A certains moments les eaux de cette piscine étaient agitées, chose que l’on attribuait communément à une force surnaturelle; on pensait que le premier qui entrait dans l’eau troublée avait l’occasion d’être guéri de n’importe quelle maladie. Ce lieu était visité par des centaines de personnes souffrantes; les gens se pressaient en si grand nombre dès que l’eau était troublée qu’en se précipitant ils foulaient aux pieds hommes, femmes et enfants plus faibles. Beaucoup ne parvenaient jamais à s’approcher de la piscine, ou, s’ils arrivaient à l’atteindre, ils mouraient sur ses bords. On avait dressé des abris pour protéger les malades contre la chaleur du jour et la fraîcheur de la nuit. Il en était qui passaient la nuit sous les portiques, rampant jusqu’au bord de la piscine jour après jour, dans le vain espoir d’être guéris.

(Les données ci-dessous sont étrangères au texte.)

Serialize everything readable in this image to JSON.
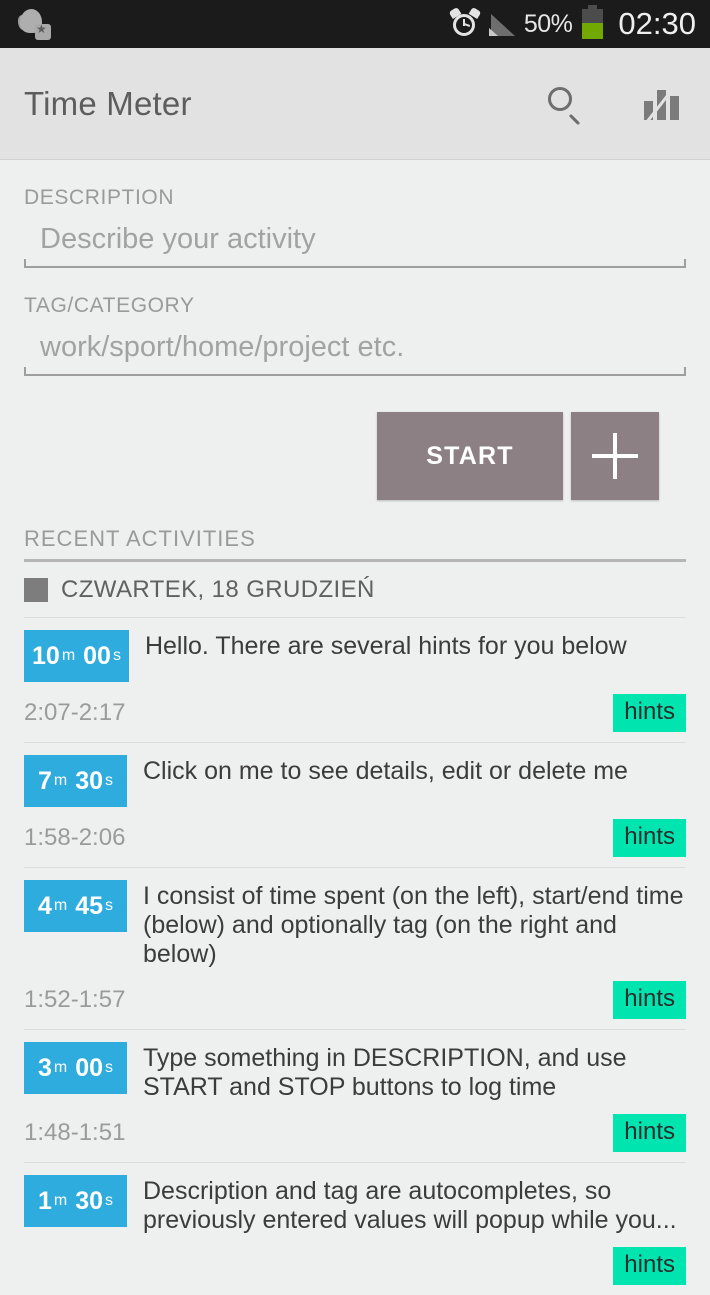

Jésus se trouvait de nouveau à Jérusalem. Il marchait tout seul, apparemment absorbé dans la méditation et la prière, et il arriva à la piscine. Il vit ces malheureux attendant avec anxiété ce qu’ils considéraient comme leur unique chance de guérison. Il désirait ardemment employer son pouvoir de guérison, mais c’était le sabbat. Des foules se rendaient au temple pour y adorer, et il savait qu’une opération de guérison exciterait les préjugés des Juifs et pourrait interrompre son activité.